Di bawah cahaya yang bergoyang, ketika Jiheng yang merona menganggukkan kepalanya, Donghua meletakkan kuasnya di atas batu tinta dan menatapnya.
“Liansong juga menggambar kasar dua bagian lainnya,” Donghua berkomentar.
“Bukankah nyatanya kau memperbaiki mereka dengan sangat baik? Yang ini tidaklah sesulit dua lainnya.”
Bingung, semu merah di pipi Jiheng tampak berkurang sedikit.
Ia menjawab setelah beberapa lama, “... Dua titik itu,” ia menjeda, “adalah tebakan beruntung saja.”
Jiheng tersenyum ragu.
“Aku hanya pernah membaca buku sendiri, jadi aku hanya mengetahui hal-hal biasa. Aku mempelajari banyak hal dengan mengikuti Anda sekarang, Guru.”
Warna merah itu kembali ke roman wajah Jiheng, mengambil alih wajah pucat keabuannya. Masih diam, mata Jiheng kemudian jatuh pada pembatas ruangan milik Donghua dan mereka tiba-tiba saja bersinar terang.
Jiheng berkata pelan, “Sudah larut, tetapi ... aku ingin menyelesaikan gambaran malam ini juga jadi Anda bisa segera memulai pekerjaan Anda. Jika aku menyelesaikannya malam ini, bolehkah aku memiliki pembagi ruangan ini sebagai hadiah?”
Donghua tampak sedikit kaget, tetapi akhirnya menyetujuinya dengan satu kata simpel: “Ya.”
Di saat bersamaan, bulu-bulu menyentuh kain putih itu. Dengan beberapa sapuan, pemandangan sebuah shan-shui muncul dengan bukit-bukit pegunungan di belakang kabut.
Jiheng meletakkan kuas di tangannya dan menghampiri untuk memuji sapuan kuas Donghua.
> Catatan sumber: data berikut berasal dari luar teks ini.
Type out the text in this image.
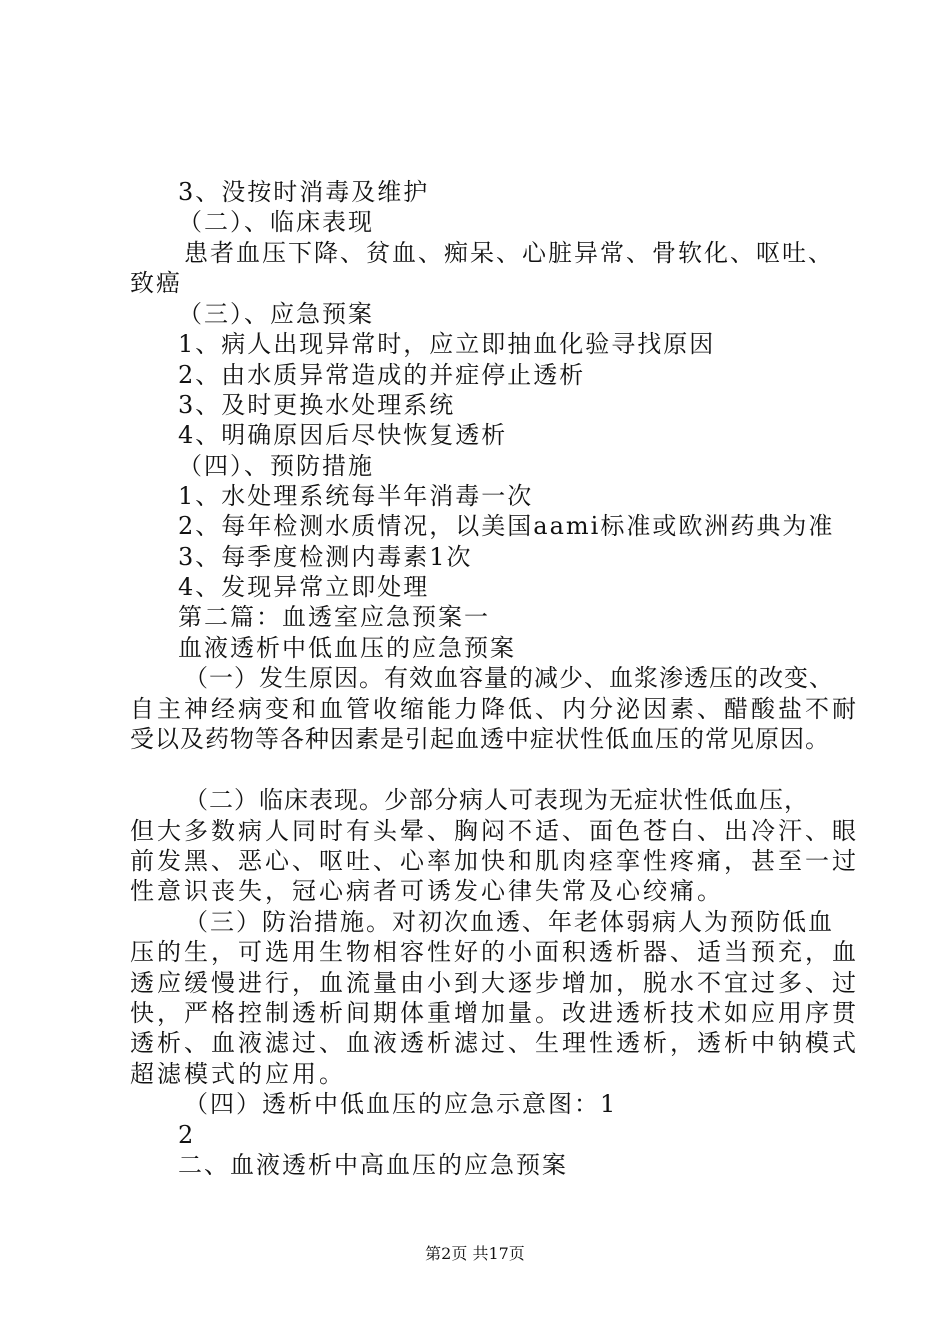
3、没按时消毒及维护
（二）、临床表现
患者血压下降、贫血、痴呆、心脏异常、骨软化、呕吐、
致癌
（三）、应急预案
1、病人出现异常时，应立即抽血化验寻找原因
2、由水质异常造成的并症停止透析
3、及时更换水处理系统
4、明确原因后尽快恢复透析
（四）、预防措施
1、水处理系统每半年消毒一次
2、每年检测水质情况，以美国aami标准或欧洲药典为准
3、每季度检测内毒素1次
4、发现异常立即处理
第二篇：血透室应急预案一
血液透析中低血压的应急预案
（一）发生原因。有效血容量的减少、血浆渗透压的改变、
自主神经病变和血管收缩能力降低、内分泌因素、醋酸盐不耐
受以及药物等各种因素是引起血透中症状性低血压的常见原因。
（二）临床表现。少部分病人可表现为无症状性低血压，
但大多数病人同时有头晕、胸闷不适、面色苍白、出冷汗、眼
前发黑、恶心、呕吐、心率加快和肌肉痉挛性疼痛，甚至一过
性意识丧失，冠心病者可诱发心律失常及心绞痛。
（三）防治措施。对初次血透、年老体弱病人为预防低血
压的生，可选用生物相容性好的小面积透析器、适当预充，血
透应缓慢进行，血流量由小到大逐步增加，脱水不宜过多、过
快，严格控制透析间期体重增加量。改进透析技术如应用序贯
透析、血液滤过、血液透析滤过、生理性透析，透析中钠模式
超滤模式的应用。
（四）透析中低血压的应急示意图：1
2
二、血液透析中高血压的应急预案
第2页 共17页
Tak dapat menahan kantuknya, Jiheng menutupi mulutnya dan menguap beberapa kali.
Tanpa menghentikan acara melukisnya, Donghua menyuruh Jiheng, “Kembali dan istirahatlah. Kau bisa menyelesaikannya besok.”
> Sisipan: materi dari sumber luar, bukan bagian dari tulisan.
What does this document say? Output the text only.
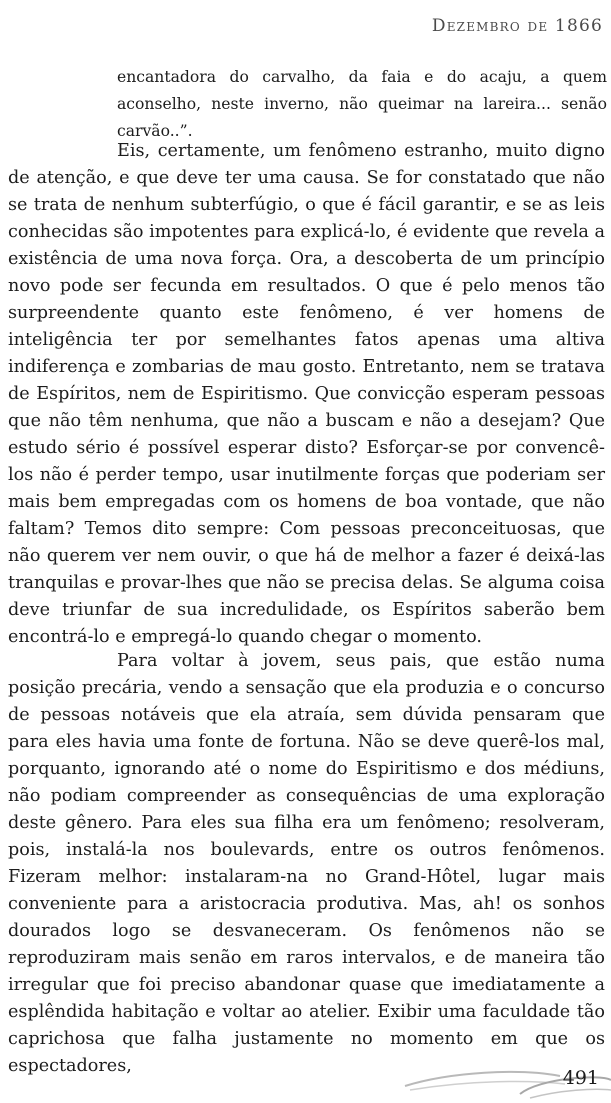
Dezembro de 1866
encantadora do carvalho, da faia e do acaju, a quem aconselho, neste inverno, não queimar na lareira... senão carvão..”.

Eis, certamente, um fenômeno estranho, muito digno de atenção, e que deve ter uma causa. Se for constatado que não se trata de nenhum subterfúgio, o que é fácil garantir, e se as leis conhecidas são impotentes para explicá-lo, é evidente que revela a existência de uma nova força. Ora, a descoberta de um princípio novo pode ser fecunda em resultados. O que é pelo menos tão surpreendente quanto este fenômeno, é ver homens de inteligência ter por semelhantes fatos apenas uma altiva indiferença e zombarias de mau gosto. Entretanto, nem se tratava de Espíritos, nem de Espiritismo. Que convicção esperam pessoas que não têm nenhuma, que não a buscam e não a desejam? Que estudo sério é possível esperar disto? Esforçar-se por convencê-los não é perder tempo, usar inutilmente forças que poderiam ser mais bem empregadas com os homens de boa vontade, que não faltam? Temos dito sempre: Com pessoas preconceituosas, que não querem ver nem ouvir, o que há de melhor a fazer é deixá-las tranquilas e provar-lhes que não se precisa delas. Se alguma coisa deve triunfar de sua incredulidade, os Espíritos saberão bem encontrá-lo e empregá-lo quando chegar o momento.

Para voltar à jovem, seus pais, que estão numa posição precária, vendo a sensação que ela produzia e o concurso de pessoas notáveis que ela atraía, sem dúvida pensaram que para eles havia uma fonte de fortuna. Não se deve querê-los mal, porquanto, ignorando até o nome do Espiritismo e dos médiuns, não podiam compreender as consequências de uma exploração deste gênero. Para eles sua filha era um fenômeno; resolveram, pois, instalá-la nos boulevards, entre os outros fenômenos. Fizeram melhor: instalaram-na no Grand-Hôtel, lugar mais conveniente para a aristocracia produtiva. Mas, ah! os sonhos dourados logo se desvaneceram. Os fenômenos não se reproduziram mais senão em raros intervalos, e de maneira tão irregular que foi preciso abandonar quase que imediatamente a esplêndida habitação e voltar ao atelier. Exibir uma faculdade tão caprichosa que falha justamente no momento em que os espectadores,

491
“Tetapi itu akan mempengaruhi jadwal Anda,” kata Jiheng, menutupi kuapnya.
Jiheng melirik ke pembatas ruangan itu dan berkata malu-malu: “Aku akan menyelesaikan tugasku jadi aku bisa membawa pembatas ini bersama denganku ...”
Donghua mencelupkan kuas berbulu serigala itu ke dalam wadah air dan menggantinya dengan kuas berbulu kambing yang lebih kecil.
“Apa artinya satu hari? Saat aku sudah menyelesaikan layar ini, aku akan meminta Zhonglin membawakannya padamu.”
***
Bahkan, hingga sekarang, Fengjiu tidak tahu bagaimana ia meninggalkan kamar tidur Donghua malam itu. Banyak orang memilih untuk melupakan hal yang terkait dengan kejadian yang membuat mereka trauma.
Fengjiu menduga kalau ia adalah salah satu dari orang-orang ini. Ia hanya ingat kalau ia mungkin saja kembali ke sarangnya dan menatap bintang selama beberapa saat lagi.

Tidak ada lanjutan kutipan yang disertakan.